Так что, возможно, задача — вернуть реальность, сделать войну снова войной, боль снова болью.

Когда ты ставишь такие спектакли, ты думаешь о зрителе? Кто этот человек?

— Это важный вопрос. Раньше я вообще об этом не думал. У меня была наивная иллюзия, что я занимаюсь формой и артистами. Это своеобразное наследние русской театральной школы. Зритель сам как-нибудь... Сейчас понимаю: нет. Мы должны спасаться вместе.

Я представляю себе этого человека: он пишет в фейсбуке: «Боже, сколько можно!» Он не читает новости, потому что не может. Но забыть тоже не может. Это ты, это я, это почти все вокруг.

Правильно ли я понимаю, что твоя новая пьеса находится в диалоге с «Хиросимой»?

— Да. Эти тексты для меня связаны. Нанкин и Хиросима произошли почти сто лет назад, и до сих пор остаются непонятыми. Они стоят как две темные башни — друг напротив друга. Нанкин — преступление, Хиросима — расплата? Так ли это?

Обе истории касаются одной и той же нации. Но в 1937-м японские солдаты совершали зверства, а в 1945-м — японские граждане демонстрировали поразительное спокойствие, помогали друг другу, не проклинали американцев. Как это совместить?

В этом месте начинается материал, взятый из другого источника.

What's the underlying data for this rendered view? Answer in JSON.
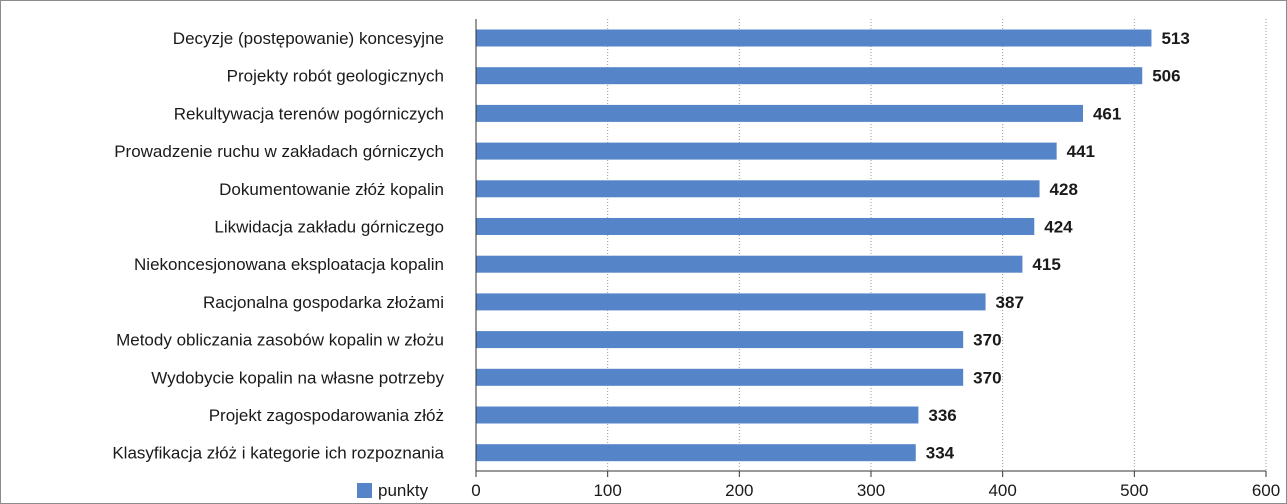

Это напряжение между двумя противоположностями рождает целый спектр новых вопросов — о природе человека, памяти, взаимных оправданиях. Хиросима как карма за Нанкин? Или просто еще одна катастрофа? Я не знал о Нанкине до того, как прочел книгу Айрис Чан. Это стало для меня вторым актом.

Александр Плотников, спектакль «Альфа-Центавра». Фото: Александр Ханин (Деда Саша)

Как ты считаешь, когда трагедия может быть описана художником? Сейчас происходят войны, ужасы — когда мы имеем право говорить?

— Есть классическая модель: третье поколение. Те, кто пережил, молчат. Их дети — в шоке. Только внуки могут осмыслить. Но сегодня все иначе. Мы живем в эпоху мгновенной реакции. Может быть, сегодня можно говорить сразу.

Есть пример: Беслан. Вскоре после трагедии психологи и артисты из Москвы ставили с детьми спектакли. Это была терапия.

Так что все зависит от задачи. Есть задача помощи — тогда можно сейчас. Есть задача генерализации — может быть, быстро ее решить невозможно.

А что ты думаешь о дистанции? Мы можем говорить о конфликтах, которые нас не касаются напрямую?

— Честно? Мы не знаем, что такое дистанция. Все одновременно близко и далеко. Важно иметь связку — какую-то личную или культурную связь. Если ты рассказыввешь про Руанду, ты должен понять, например, как Европа на этом зарабатывает. Почему ты говоришь именно об этом? Тогда понятно. 

У меня два пути: либо я чувствую связь с общностью, от лица которой говорю. Либо это автофикшен — если это случилось с моим другом или близким.

Нанкин — это путь обобщения. Он собирает в себе кучу противоречий. Поэтому именно он.